Amatör kelimesinin Fransızca kökeni ‘amor’ yani; aşktan geliyor. Halbuki Türkiye’de ‘amatörlük’ olumsuz algılanıyor. Siz şu an bulunduğunuz yolda, amatör bir ruh taşıdığınızı düşünüyor musunuz?
Benim her fırça darbemin temelinde, atlara duyduğum özlem ve sevgi var. O sevgiyi sanatla harmanlıyorum çünkü insan ruhuna aşılanan en güzel şey sanattır. Johann Wolfgang Von Goethe’nin çok sevdiğim bir sözü var: “İnsan her gün hoş bir şarkı dinlemeli, iyi bir şiir okumalı, güzel bir resme bakmalı ve mümkünse aklı başında birkaç söz söylemelidir ki, dünyevi kaygılar Tanrı’nın insan ruhuna aşıladığı güzel duygusunu silip yok etmesin."

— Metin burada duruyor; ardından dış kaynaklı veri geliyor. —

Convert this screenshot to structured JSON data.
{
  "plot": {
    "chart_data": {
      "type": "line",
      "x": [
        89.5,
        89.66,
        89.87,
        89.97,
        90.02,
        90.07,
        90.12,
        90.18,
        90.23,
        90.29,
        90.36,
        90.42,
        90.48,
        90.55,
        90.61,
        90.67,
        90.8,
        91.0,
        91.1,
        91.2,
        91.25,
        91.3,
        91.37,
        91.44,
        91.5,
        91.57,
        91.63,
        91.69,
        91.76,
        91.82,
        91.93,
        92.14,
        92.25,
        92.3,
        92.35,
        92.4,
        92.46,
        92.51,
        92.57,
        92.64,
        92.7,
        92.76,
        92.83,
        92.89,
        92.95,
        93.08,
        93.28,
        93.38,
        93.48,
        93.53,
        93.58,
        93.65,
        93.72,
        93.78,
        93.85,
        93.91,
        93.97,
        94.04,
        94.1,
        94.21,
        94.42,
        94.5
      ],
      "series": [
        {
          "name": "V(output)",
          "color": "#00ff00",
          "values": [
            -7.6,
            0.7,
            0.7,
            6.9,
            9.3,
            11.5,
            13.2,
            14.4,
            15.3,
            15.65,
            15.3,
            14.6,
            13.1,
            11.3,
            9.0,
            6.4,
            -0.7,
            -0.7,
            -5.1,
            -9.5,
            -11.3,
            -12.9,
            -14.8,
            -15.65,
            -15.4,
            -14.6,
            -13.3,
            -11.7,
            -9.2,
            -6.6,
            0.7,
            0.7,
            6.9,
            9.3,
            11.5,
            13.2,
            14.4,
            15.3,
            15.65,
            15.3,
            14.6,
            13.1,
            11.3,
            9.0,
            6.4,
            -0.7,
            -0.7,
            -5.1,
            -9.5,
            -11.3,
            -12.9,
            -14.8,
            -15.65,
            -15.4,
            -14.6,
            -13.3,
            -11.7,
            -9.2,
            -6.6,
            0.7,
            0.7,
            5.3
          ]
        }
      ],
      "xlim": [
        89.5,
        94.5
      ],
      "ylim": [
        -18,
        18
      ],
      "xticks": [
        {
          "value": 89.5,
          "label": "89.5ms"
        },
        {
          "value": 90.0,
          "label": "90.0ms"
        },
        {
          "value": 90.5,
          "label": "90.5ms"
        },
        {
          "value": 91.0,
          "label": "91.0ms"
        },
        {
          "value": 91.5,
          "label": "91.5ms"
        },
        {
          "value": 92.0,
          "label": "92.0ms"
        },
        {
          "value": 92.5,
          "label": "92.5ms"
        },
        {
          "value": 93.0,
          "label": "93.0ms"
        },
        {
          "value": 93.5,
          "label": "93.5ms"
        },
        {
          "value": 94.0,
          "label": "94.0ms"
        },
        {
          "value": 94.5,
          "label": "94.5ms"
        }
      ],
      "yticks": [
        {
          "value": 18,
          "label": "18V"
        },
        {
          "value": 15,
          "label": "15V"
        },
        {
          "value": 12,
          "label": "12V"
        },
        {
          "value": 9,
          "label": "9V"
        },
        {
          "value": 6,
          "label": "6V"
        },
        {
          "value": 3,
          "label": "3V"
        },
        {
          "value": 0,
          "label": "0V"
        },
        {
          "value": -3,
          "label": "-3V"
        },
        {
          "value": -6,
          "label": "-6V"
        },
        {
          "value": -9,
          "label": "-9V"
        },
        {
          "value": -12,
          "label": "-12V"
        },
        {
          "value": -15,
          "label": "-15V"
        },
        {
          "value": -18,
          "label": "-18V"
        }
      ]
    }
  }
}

Resimlerinize bakılırsa, atlarla aranızda özel bir bağ var. Bir hikayesi var mı?
Küçük yaşlarda ata binmeye başladım. Gheysar adında bir atım vardı. Çok ödüller aldık beraber. Tüm zamanımı atlarla geçirince ister istemez onlarla bir bütün oldum. Üniversitede at eğitmenliği ve genetiği okudum. Sonra maalesef talihsiz bir kaza yaşadım ve altı ay boyunca, demir bir elbisede kımıldamadan yattım. Kaç kere ameliyat olduğumu ben bile hatırlamıyorum. Doktorlar eskisi gibi ata binemeyeceğimi söylediler. Ben de atlara olan tutkumu resimlere aktarmaya başladım. Sonrasında; mimarlık okudum ve yüksek lisansımı da mimarlık üzerine yaptım.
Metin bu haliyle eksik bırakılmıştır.